Housing affordability is being propped up by rising incomes and low mortgage rates, according to the latest edition of the National Association of Home Builders/Wells Fargo Housing Opportunity Index.
The second quarter saw a quarter-point drop in interest rates that helped to make housing more affordable, the index noted. From the start of April until the end of June, 59 percent of new and existing homes on the market were tagged as being “affordable” to families earning a median income of $68,000 per year.
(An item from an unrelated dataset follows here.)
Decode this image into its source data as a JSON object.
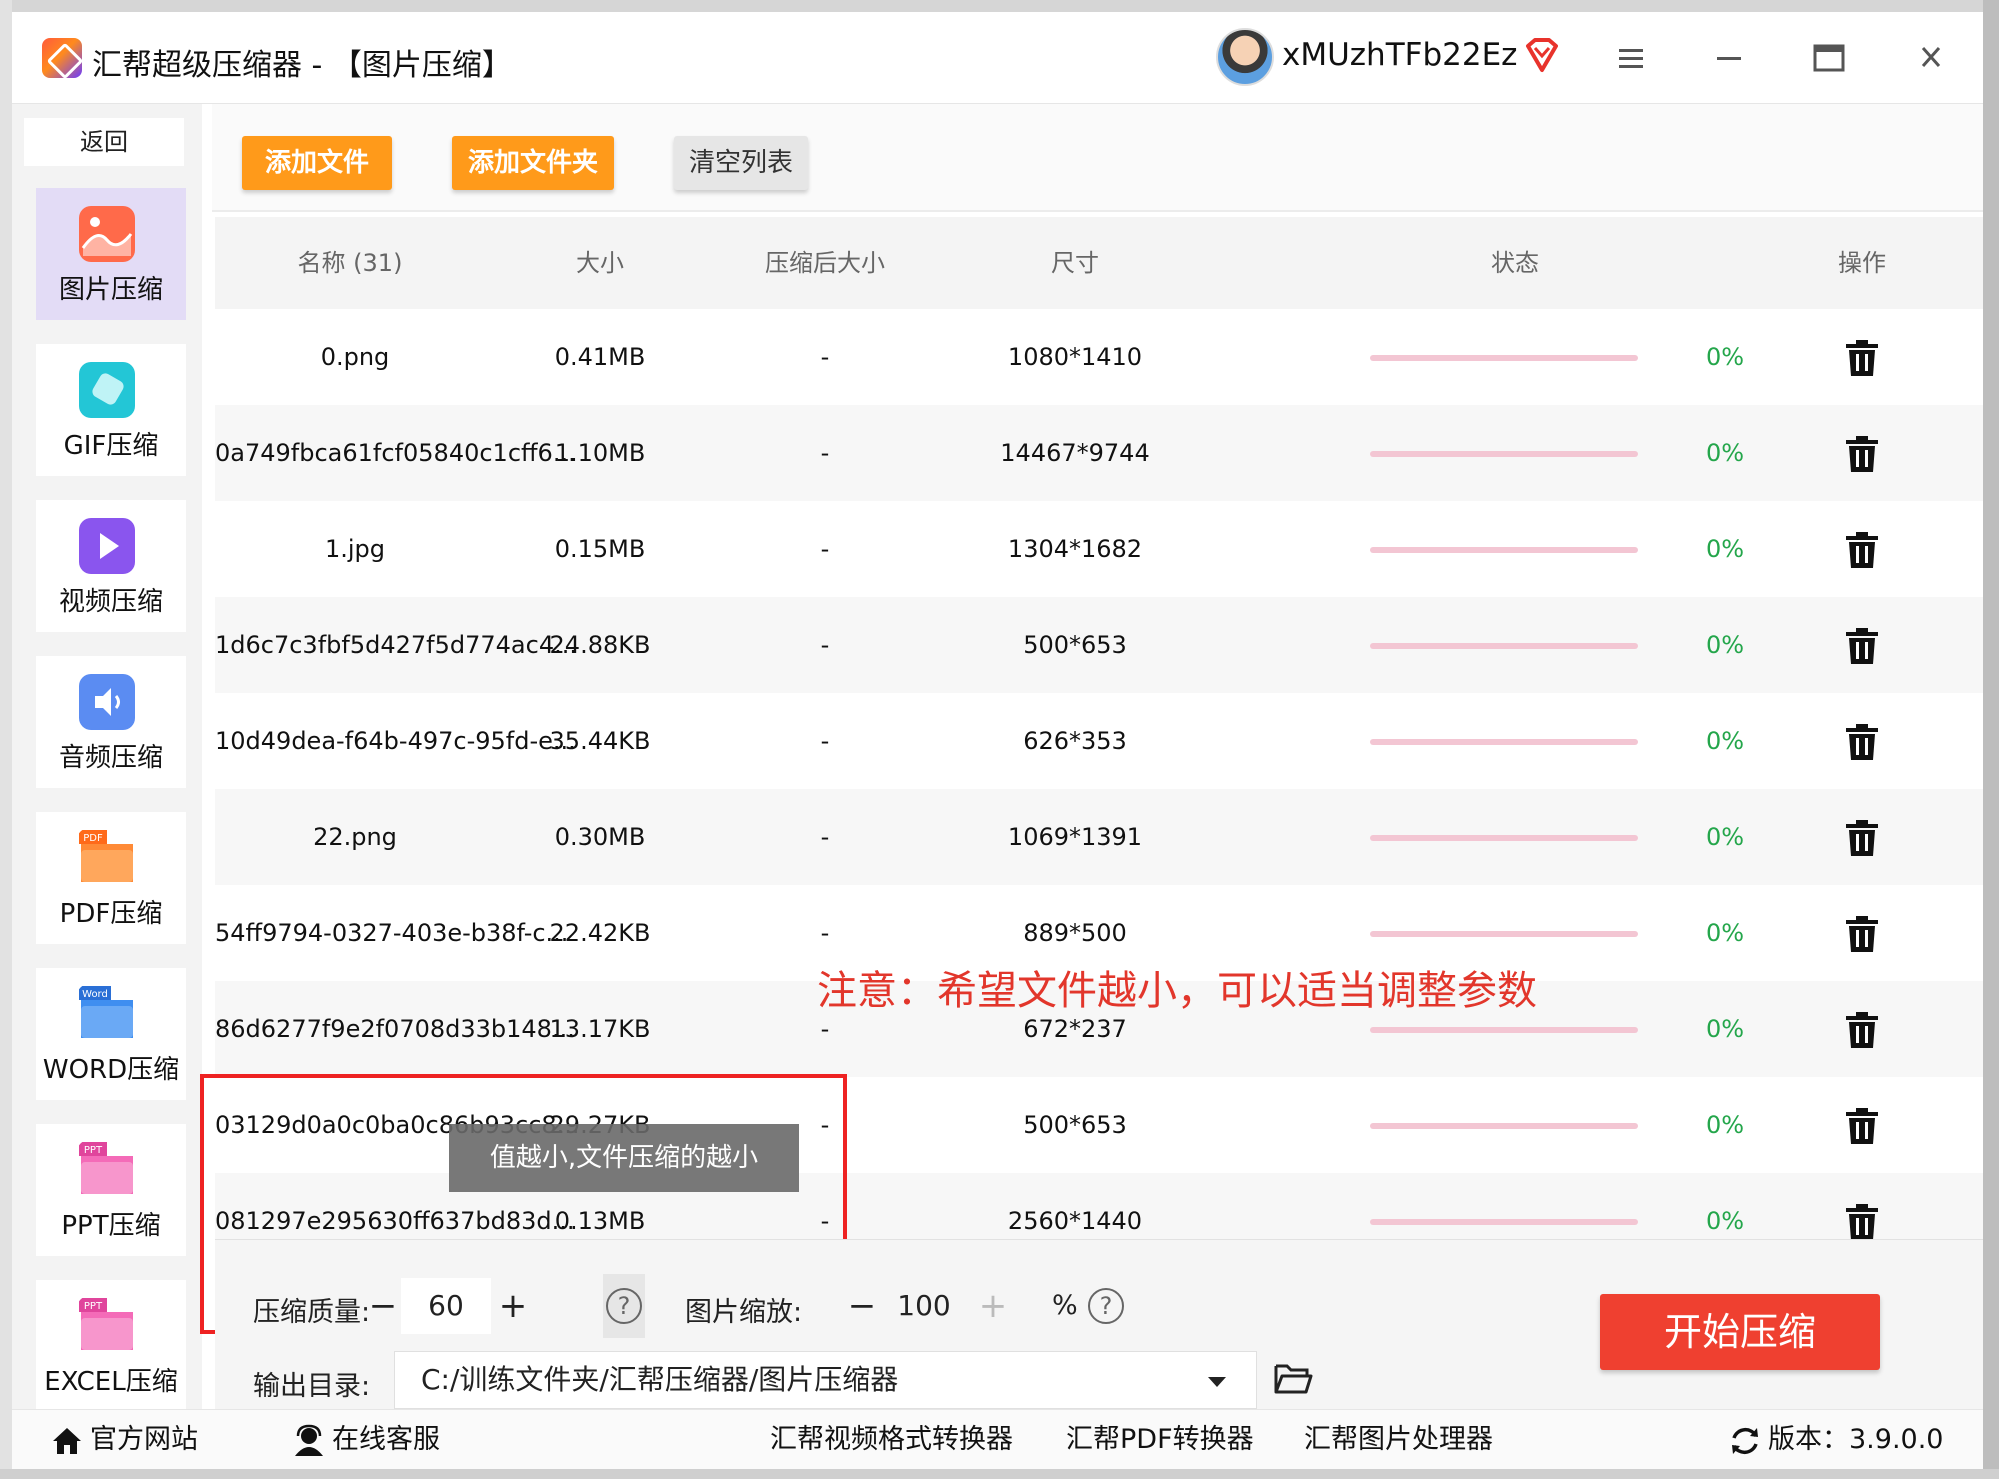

This comes in spite of data that shows that national median home prices rose to $256,000 in the quarter, up from $245,000 during Q1. However, these gains were offset by a decreased in average mortgage rates, which fell by 25 basis points to 4.08 percent, from 4.33 percent in Q1.
The job market continues to gain steam, and this is boosting housing demand,” said NAHB chief economist Robert Dietz. “Home prices will continue to rise as inventory remains tight. The NAHB expects the housing market will continue to make gradual gains in 2017.”
Youngstown-Warren-Boardman, Ohio-Pa was listed as the country’s most affordable major housing market in Q2. Some 93.3 percent of all existing and new homes in that market were rated “affordable” to families that take home the area’s median income of $54,600. Syracuse, N.Y.; Dayton, Ohio; Buffalo-Cheektowaga-Niagara Falls, N.Y.; and Scranton-Wilkes Barre-Hazelton, Pa. rounded out the top five most affordable markets.
As for the nation’s most affordable smaller market, Kokomo, Ind. scooped that honor with 96.9 percent of its homes in the second quarter deemed to be affordable to families earning the median income of $62,500.
The index also highlighted San Francisco-Redwood City-South San Francisco as the nation’s least affordable housing market, a title its held for 19 straight quarters now. According to the index, just 7.6 percent of homes were considered to be affordable to families earning the area’s median income of $113,100.